Can religion save the world?

caravan.jpgI mean the natural world here. Yes, the suggestion might at first seem counterintuitive (perhaps even obscene) given the fierce opposition to any restraint on rapacious commerce and “development” that became, rightly or wrongly, intertwined with fundamentalist religion in the conservative coalition in America we have known for most of the last decade.  But of course the situation is more nuanced than that. Even among American Christians, a greener outlook has been taking hold in recent years, and it appears that this sentiment transcends particular religious sects (see, for example, the arcworld website linked below). For most religious people, obviously, there are more important concerns than the environment. But that is equally true of non-religious people.

I was led down this thread of rumination by an interesting letter to Nature this past week, which is reproduced verbatim below. The potential value of appealing to people’s religious views in environmental conservation also resonates strongly with the message from Randy Olson’s new book “Don’t be such a scientist“, which is basically that you can get a lot more mileage for your message by aiming for the heart, gut, and libido than by making clever academic arguments and citing tables of facts.
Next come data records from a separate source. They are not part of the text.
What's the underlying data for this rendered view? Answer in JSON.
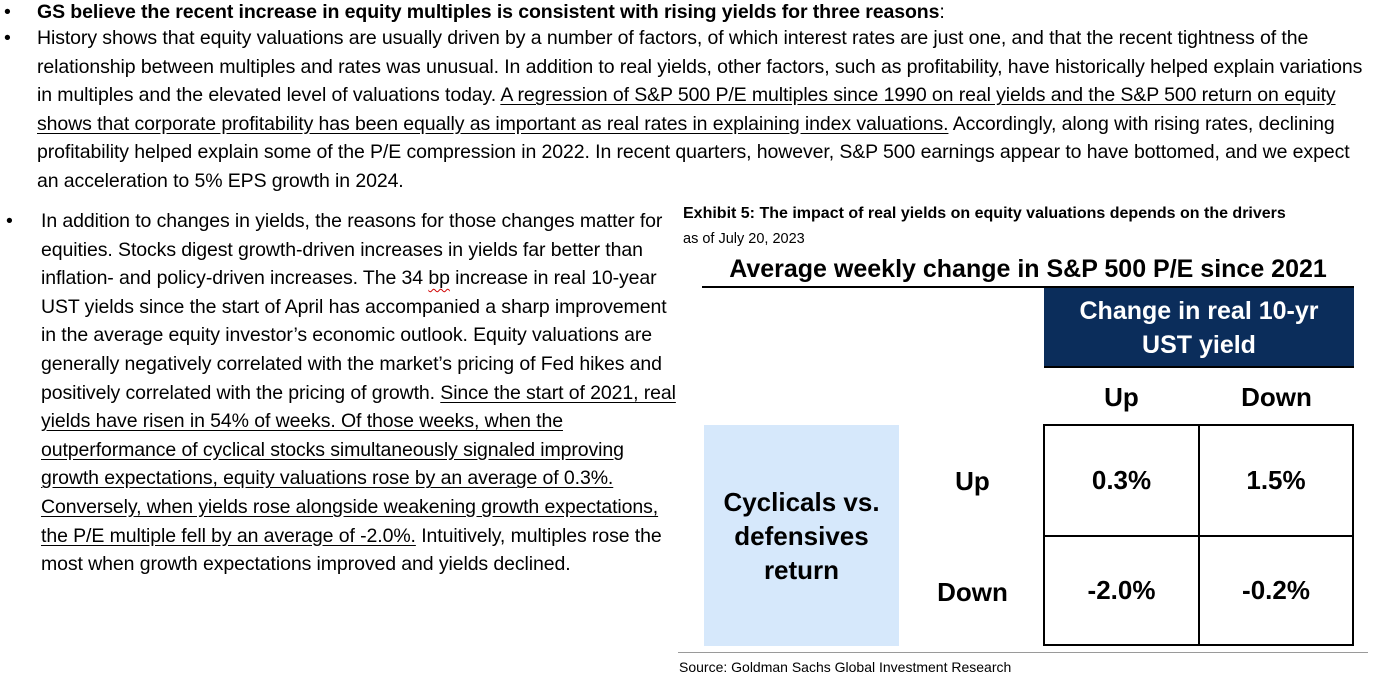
{
  "bullets": {
    "b1": {
      "symbol": "•",
      "bold": "GS believe the recent increase in equity multiples is consistent with rising yields for three reasons",
      "colon": ":"
    },
    "b2": {
      "symbol": "•",
      "p1": "History shows that equity valuations are usually driven by a number of factors, of which interest rates are just one, and that the recent tightness of the relationship between multiples and rates was unusual. In addition to real yields, other factors, such as profitability, have historically helped explain variations in multiples and the elevated level of valuations today. ",
      "u1": "A regression of S&P 500 P/E multiples since 1990 on real yields and the S&P 500 return on equity shows that corporate profitability has been equally as important as real rates in explaining index valuations.",
      "p2": " Accordingly, along with rising rates, declining profitability helped explain some of the P/E compression in 2022. In recent quarters, however, S&P 500 earnings appear to have bottomed, and we expect an acceleration to 5% EPS growth in 2024."
    },
    "b3": {
      "symbol": "•",
      "p1": "In addition to changes in yields, the reasons for those changes matter for equities. Stocks digest growth-driven increases in yields far better than inflation- and policy-driven increases. The 34 ",
      "bp": "bp",
      "p2": " increase in real 10-year UST yields since the start of April has accompanied a sharp improvement in the average equity investor’s economic outlook. Equity valuations are generally negatively correlated with the market’s pricing of Fed hikes and positively correlated with the pricing of growth. ",
      "u1": "Since the start of 2021, real yields have risen in 54% of weeks. Of those weeks, when the outperformance of cyclical stocks simultaneously signaled improving growth expectations, equity valuations rose by an average of 0.3%. Conversely, when yields rose alongside weakening growth expectations, the P/E multiple fell by an average of -2.0%.",
      "p3": " Intuitively, multiples rose the most when growth expectations improved and yields declined."
    }
  },
  "exhibit": {
    "title": "Exhibit 5: The impact of real yields on equity valuations depends on the drivers",
    "date": "as of July 20, 2023",
    "table_title": "Average weekly change in S&P 500 P/E since 2021",
    "col_header_line1": "Change in real 10-yr",
    "col_header_line2": "UST yield",
    "col_up": "Up",
    "col_down": "Down",
    "row_header_line1": "Cyclicals vs.",
    "row_header_line2": "defensives",
    "row_header_line3": "return",
    "row_up": "Up",
    "row_down": "Down",
    "values": {
      "up_up": "0.3%",
      "up_down": "1.5%",
      "down_up": "-2.0%",
      "down_down": "-0.2%"
    },
    "source": "Source: Goldman Sachs Global Investment Research",
    "colors": {
      "header_navy": "#0b2d5b",
      "row_header_bg": "#d6e8fb"
    }
  }
}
The argument below seems pretty persuasive to me.

Conservation: the world’s religions can help

Shonil Bhagwat & Martin Palmer

The world’s religions are emerging as a surprising driver of support for conservation of biological diversity.

The International Interfaith Investment Group, for example, which is collectively worth more than US$7 trillion, is encouraging religious organizations to change their current investment policies in favour of those that support conservation.
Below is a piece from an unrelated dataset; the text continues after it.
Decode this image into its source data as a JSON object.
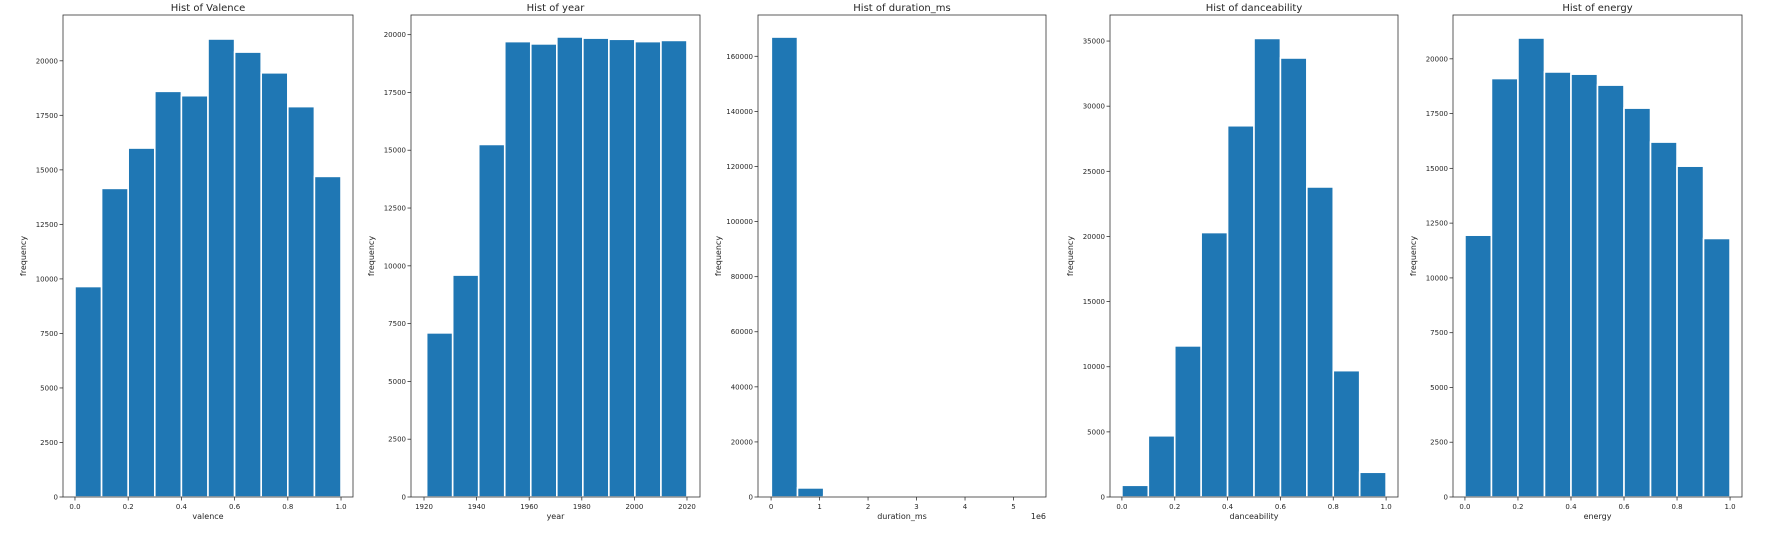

In addition, lands owned by these organizations can contribute to the conservation of biodiversity because of their protected status. More than 7% of Earth’s land surface is owned by religious institutions, and a further 8% has sacred links (http://www.arcworld.org). Given that most countries will never be able to designate more than 15% of their land as protected areas (S. Chape et al. Phil. Trans. R. Soc. B 360, 443–455; 2005), territory with religious and sacred affiliations contributes substantially to maintaining biodiversity.
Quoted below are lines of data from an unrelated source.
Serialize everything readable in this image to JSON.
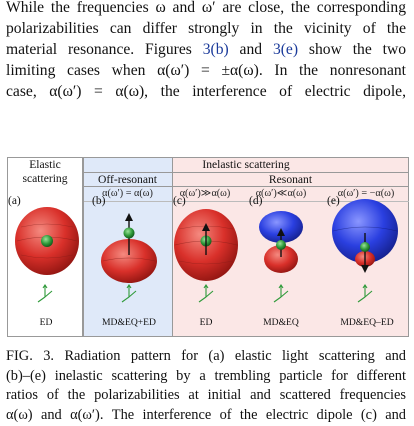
{
  "paragraph": {
    "line1": "While the frequencies ω and ω′ are close, the corresponding",
    "line2": "polarizabilities can differ strongly in the vicinity of the",
    "line3_a": "material resonance. Figures ",
    "line3_ref1": "3(b)",
    "line3_b": " and ",
    "line3_ref2": "3(e)",
    "line3_c": " show the two",
    "line4": "limiting cases when α(ω′) = ±α(ω). In the nonresonant",
    "line5": "case,  α(ω′) = α(ω),  the  interference  of  electric  dipole,"
  },
  "figure": {
    "elastic_header": [
      "Elastic",
      "scattering"
    ],
    "inelastic_header": "Inelastic scattering",
    "off_resonant_header": "Off-resonant",
    "resonant_header": "Resonant",
    "panels": [
      {
        "label": "(a)",
        "condition": "",
        "bottom_label": "ED",
        "lobe_color": "#d9302a"
      },
      {
        "label": "(b)",
        "condition": "α(ω′) = α(ω)",
        "bottom_label": "MD&EQ+ED",
        "lobe_color": "#d9302a"
      },
      {
        "label": "(c)",
        "condition": "α(ω′)≫α(ω)",
        "bottom_label": "ED",
        "lobe_color": "#d9302a"
      },
      {
        "label": "(d)",
        "condition": "α(ω′)≪α(ω)",
        "bottom_label": "MD&EQ",
        "lobe_color": "#2a3fe0"
      },
      {
        "label": "(e)",
        "condition": "α(ω′) = −α(ω)",
        "bottom_label": "MD&EQ–ED",
        "lobe_color": "#2a3fe0"
      }
    ],
    "colors": {
      "off_resonant_bg": "#dfe9f9",
      "resonant_bg": "#fbe7e6",
      "red_lobe": "#d9302a",
      "blue_lobe": "#2a3fe0",
      "particle": "#2f9a3a"
    }
  },
  "caption": {
    "line1": "FIG. 3.   Radiation pattern for (a) elastic light scattering and",
    "line2": "(b)–(e) inelastic scattering by a trembling particle for different",
    "line3": "ratios of the polarizabilities at initial and scattered frequencies",
    "line4": "α(ω) and α(ω′). The interference of the electric dipole (c) and"
  }
}
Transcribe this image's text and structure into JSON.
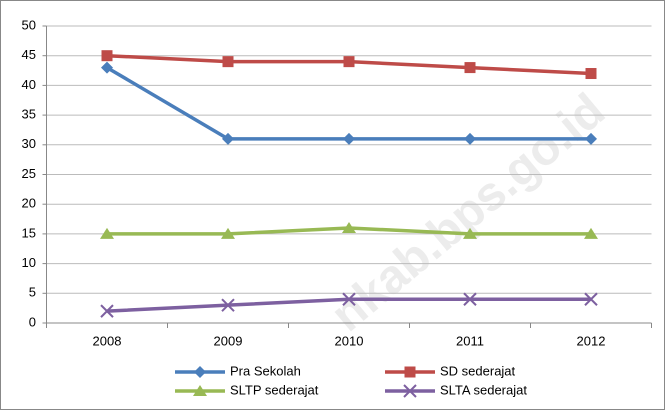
{
  "chart_data": {
    "type": "line",
    "categories": [
      "2008",
      "2009",
      "2010",
      "2011",
      "2012"
    ],
    "series": [
      {
        "name": "Pra Sekolah",
        "color": "#4a7ebb",
        "marker": "diamond",
        "values": [
          43,
          31,
          31,
          31,
          31
        ]
      },
      {
        "name": "SD sederajat",
        "color": "#be4b48",
        "marker": "square",
        "values": [
          45,
          44,
          44,
          43,
          42
        ]
      },
      {
        "name": "SLTP sederajat",
        "color": "#98b954",
        "marker": "triangle",
        "values": [
          15,
          15,
          16,
          15,
          15
        ]
      },
      {
        "name": "SLTA sederajat",
        "color": "#7d60a0",
        "marker": "x",
        "values": [
          2,
          3,
          4,
          4,
          4
        ]
      }
    ],
    "ylim": [
      0,
      50
    ],
    "yticks": [
      0,
      5,
      10,
      15,
      20,
      25,
      30,
      35,
      40,
      45,
      50
    ],
    "grid": true,
    "legend": "bottom",
    "watermark": "nkab.bps.go.id"
  }
}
It should also be possible to raise funding for conservation by appealing to donors who have religious faith. For example, the wealthy countries of the G20 group that have large religious populations might step in and help.

The focus of initiatives in the past has been on paying for ecosystem services, which are considered ‘natural capital’ (R. Costanza et al. Nature 387, 253–260; 1997), but an appeal to support native communities on religious grounds might prove more persuasive in a difficult economic climate.

Of the 125 countries that are represented in the Conservation International list of biodiversity hotspots, most have a low per-capita gross domestic product (GDP) and a strong religious base (http://tinyurl.com/2b2kg9). Collectively, these countries are home to more than 4 billion people affiliated with one of 11 mainstream faiths; more than half of them have a total population of 3 billion and a per-capita GDP of less than US$5,000.

Religious sympathy has the potential to make a major contribution towards biodiversity conservation. This contribution could be extremely valuable in the approach to the 2010 target of the Convention on Biological Diversity.